Iraqi police battle militia in Najaf

BAGHDAD, IRAQ — BAGHDAD, Iraq - Fierce battles in the streets broke a fragile peace in the holy Shiite city of Najaf yesterday, less than a week after U.S. forces and members of firebrand cleric Muqtada al-Sadr's militia called a truce.

At least four people, including three members of al-Sadr's al-Mahdi Army, were killed in the fighting that began late Wednesday between Iraqi police and militiamen, said Sheik Abdel Sahara al-Suedi, a spokesman for al-Sadr.


Hospital officials said six Iraqis were killed and 29 were wounded, including eight children, according to the Associated Press.

Al-Suedi said al-Sadr was still committed to the truce. He added that yesterday's violence did not constitute a breach in the agreement because the militiamen were defending themselves.


Al-Suedi said fighting took place in two Najaf neighborhoods and was spurred by Iraqi police raids Wednesday on al-Mahdi Army members' homes. Government officials in Najaf said militia members fired rockets at the police station in retaliation and at one point took over the station.

Al-Suedi, however, said the militia never had control of the station. He added that some of the battles took place in the shadows of the golden-domed shrine of Imam Ali, one of the most revered holy places among Shiites.

"Iraqi police tried to arrest a few people without any reason," al-Suedi said. "The Mahdi Army tried to defend themselves."

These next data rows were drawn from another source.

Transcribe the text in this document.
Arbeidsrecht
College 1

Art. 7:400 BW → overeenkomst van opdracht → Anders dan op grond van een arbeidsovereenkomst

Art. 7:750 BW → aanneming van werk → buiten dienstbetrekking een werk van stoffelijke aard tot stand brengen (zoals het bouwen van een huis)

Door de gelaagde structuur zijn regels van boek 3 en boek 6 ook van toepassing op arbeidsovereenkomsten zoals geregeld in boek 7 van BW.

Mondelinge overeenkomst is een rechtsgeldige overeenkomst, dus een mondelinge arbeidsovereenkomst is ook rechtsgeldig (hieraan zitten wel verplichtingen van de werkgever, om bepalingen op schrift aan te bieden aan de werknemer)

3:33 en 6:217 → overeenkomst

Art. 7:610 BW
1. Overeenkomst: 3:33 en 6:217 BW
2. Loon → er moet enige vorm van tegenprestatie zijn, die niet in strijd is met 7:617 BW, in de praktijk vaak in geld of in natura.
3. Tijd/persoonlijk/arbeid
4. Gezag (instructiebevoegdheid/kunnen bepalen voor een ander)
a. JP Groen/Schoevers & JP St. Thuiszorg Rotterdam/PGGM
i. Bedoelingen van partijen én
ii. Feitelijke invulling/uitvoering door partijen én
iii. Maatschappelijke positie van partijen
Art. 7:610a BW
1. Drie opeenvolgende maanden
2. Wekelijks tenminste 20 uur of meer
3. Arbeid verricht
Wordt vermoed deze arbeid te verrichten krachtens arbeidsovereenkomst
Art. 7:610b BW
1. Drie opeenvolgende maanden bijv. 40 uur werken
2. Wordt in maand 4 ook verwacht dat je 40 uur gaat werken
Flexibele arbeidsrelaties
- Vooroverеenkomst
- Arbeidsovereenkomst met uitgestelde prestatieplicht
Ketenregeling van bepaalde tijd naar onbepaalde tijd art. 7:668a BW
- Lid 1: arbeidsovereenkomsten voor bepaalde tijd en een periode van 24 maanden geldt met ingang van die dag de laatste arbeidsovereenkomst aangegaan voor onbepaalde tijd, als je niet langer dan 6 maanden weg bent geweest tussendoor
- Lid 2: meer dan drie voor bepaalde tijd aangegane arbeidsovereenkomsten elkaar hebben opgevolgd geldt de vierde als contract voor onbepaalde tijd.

A senior coalition military official said it was unclear whether the truce had been violated. No coalition soldiers were involved in the fighting.

The truce was brokered June 4 after weeks of fighting between U.S. forces and the al-Mahdi Army in Najaf and the nearby city of Kufa.

As part of the truce, coalition military officials agreed to suspend serving al-Sadr with a murder warrant in the killing of another Shiite cleric last year. Al-Sadr's al-Mahdi Army ceded control of Najaf, and Iraqi police returned to patrolling the city as part of the agreement.

Since the beginning of the occupation, al-Sadr has railed against U.S. forces during Friday sermons and called on them to leave the country.

In a separate development, a senior military official and Prime Minister Iyad Allawi expressed concern yesterday that insurgents have shifted their attention to the country's infrastructure.


The statements came a day after saboteurs blew up an oil pipeline near Beiji, forcing authorities to cut output on the national power grid by 10 percent, Iraqi officials said.

Allawi said attacks on the country's electrical grid have slowed production and cost the country millions of dollars. Attacks on pipelines, he said, have cost Iraq $200 million.

"With nearly 20 days until Iraq emerges as a free, sovereign state ... terrorists have increasingly targeted our country's infrastructure," Allawi said. "These saboteurs are not freedom fighters. They are terrorists and foreign fighters opposed to our very survival as a free state."

Meanwhile, Jalal Talabani, the leader of the Patriotic Union of Kurdistan, backed away from his threat this week to abandon the interim government. The party leader's threat came after the United Nations Security Council resolution on Iraq did not include recognition of Kurdish autonomy.

"We are happy that the Security Council resolution mentioned federalism, but we regret that it did not mention the Kurdish people," Talabani said in an interview on PUK television aired late Wednesday.